Press Release
October 2, 2018

105-day maternity leave a 'motherhood premium'

Senator Nancy Binay expressed hope that the expanded maternity leave bill would be signed into law this October as an early Christmas gift to working mothers.

"I pray and hope na ngayong buwan ay maging ganap na batas na ang expanded maternity leave bill. If the President gets to sign it soon, then it will be an early Christmas gift to working mothers who carry the next generation of Filipinos," she said.

According to Binay, mothers working in the public and private sectors can avail of 105 days of paid maternity leave under the proposed law. The cap of four pregnancies is also removed by the measure, as all pregnancies will be covered.

"The 105-day maternity leave is a big step in giving particular attention to motherhood premiums. Ito ay isang pagkilala sa mga ginagampanang mahahalagang papel ng mga nanay sa lipunan, sa kanilang puhunang oras sa trabaho, at pagbibigay ng sapat na panahon sa pag-aruga sa kanilang mga anak," she added.

Binay said that companies and other institutions should not perceive the proposed law as a bane to productivity that would lead to more discrimination in the workplace.

"Bilang mga magulang at bilang isang bansa na may malasakit sa kapwa, wag nating isantabi ang kontribusyon ng kababaihan. Let us start creating a work environment where women are not discriminated for wanting to be parents," Binay pointed out.

In the Philippines, women have reached a high level of labor force participation but working mothers silently receive motherhood penalties and passed over for promotions and other career advancement because of motherhood duties.

"It pains me to see a mother cutting short the time to bond with her child and go back to work, especially during the crucial period of the infant's development. The State has a responsibility to provide a positive complement for women in the labor sector, and be mindful of their indespensable roles in society," Binay said.


Under existing laws, 60 days of maternity leave is granted for normal deliveries, while 90 days is given for caesarean births.

The 60-day provision does not necessarily allow sufficient time for a mother to truly bond and nurture her child after giving birth.

The bicameral version of the of the expanded maternity leave grants single mothers another 15 days of leave, while those who have miscarried will be granted 60 days leave.

An option for additional 30 days of unpaid leave is also provided under the bill.

"Karamihan sa mga nanay ay pinipiling magtrabaho dalawa o tatlong linggo bago manganak.

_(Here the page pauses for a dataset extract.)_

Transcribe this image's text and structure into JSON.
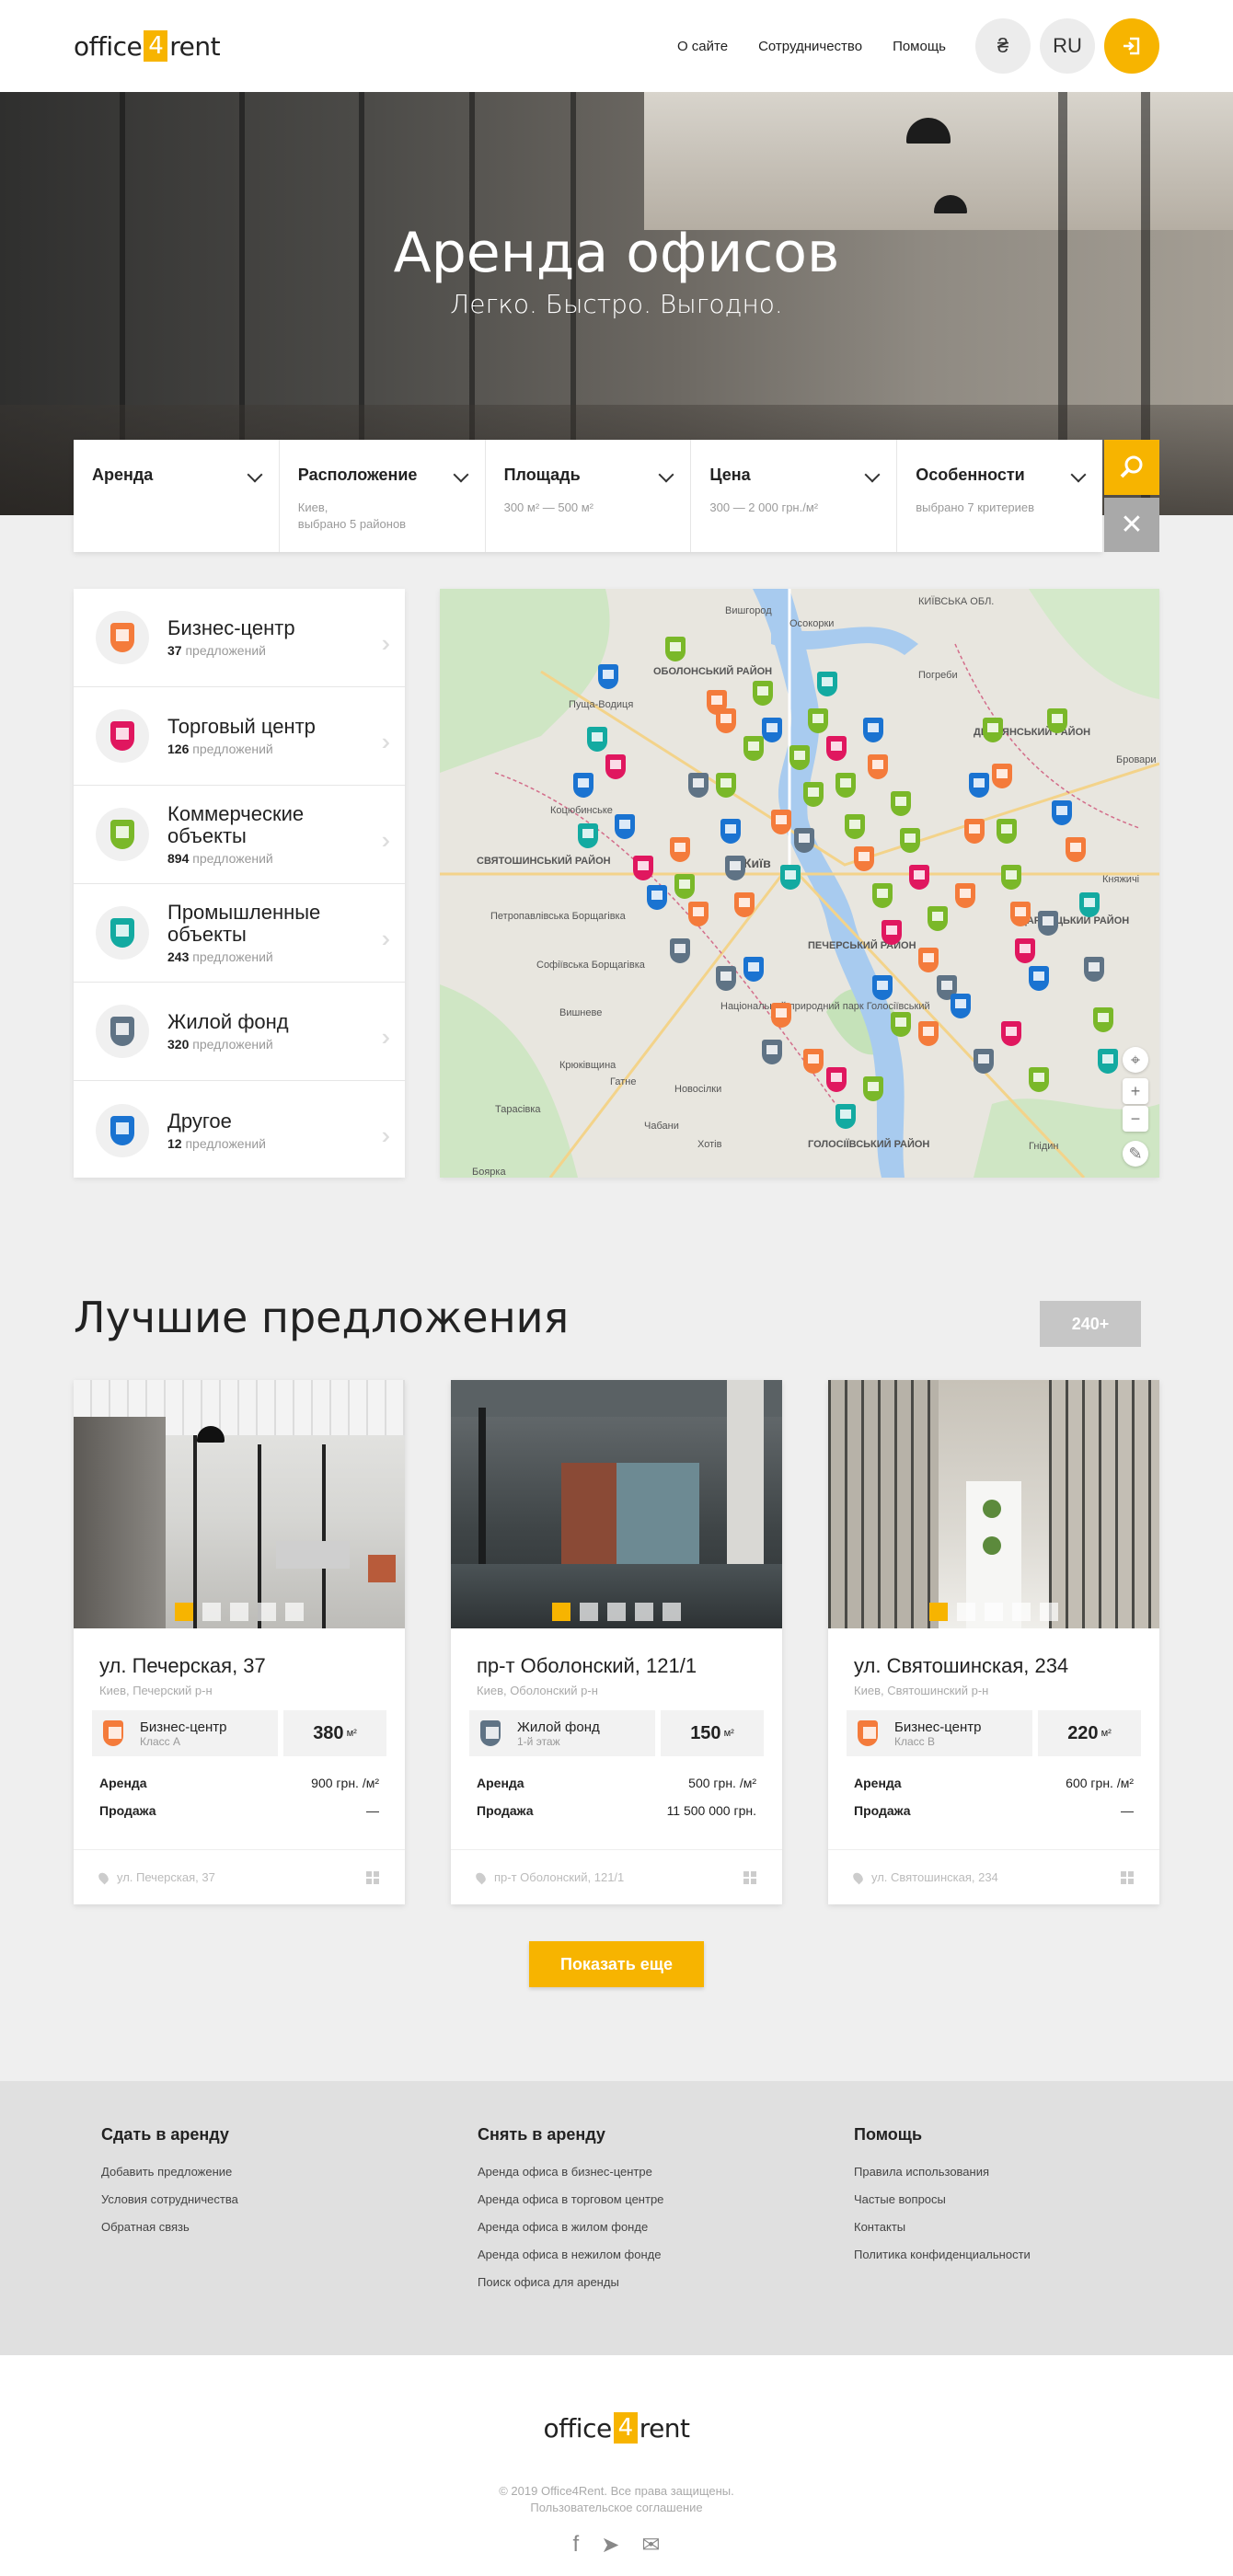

Ito ay upang magamit nang husto ang kasalukuyang maternity leave sa pag-aalaga sa kanilang anak at sarili," she said.

Binay added that the passage of the law would guarantee the country's adherence to the International Labor Organization (ILO) standard of 98 days of maternity leaves.

"Some countries in Europe have recognized that mother and child bonding deserve a longer time, and allowed a year with pay for them. We will be at par with the International Labor Organization's (ILO) standard of 98 days or the ASEAN coverage of 93 days," Binay said.

Binay said that with the proposed law, the mother and child can have a longer rate of mother and child bonding, which have long term effects on the child's development and health.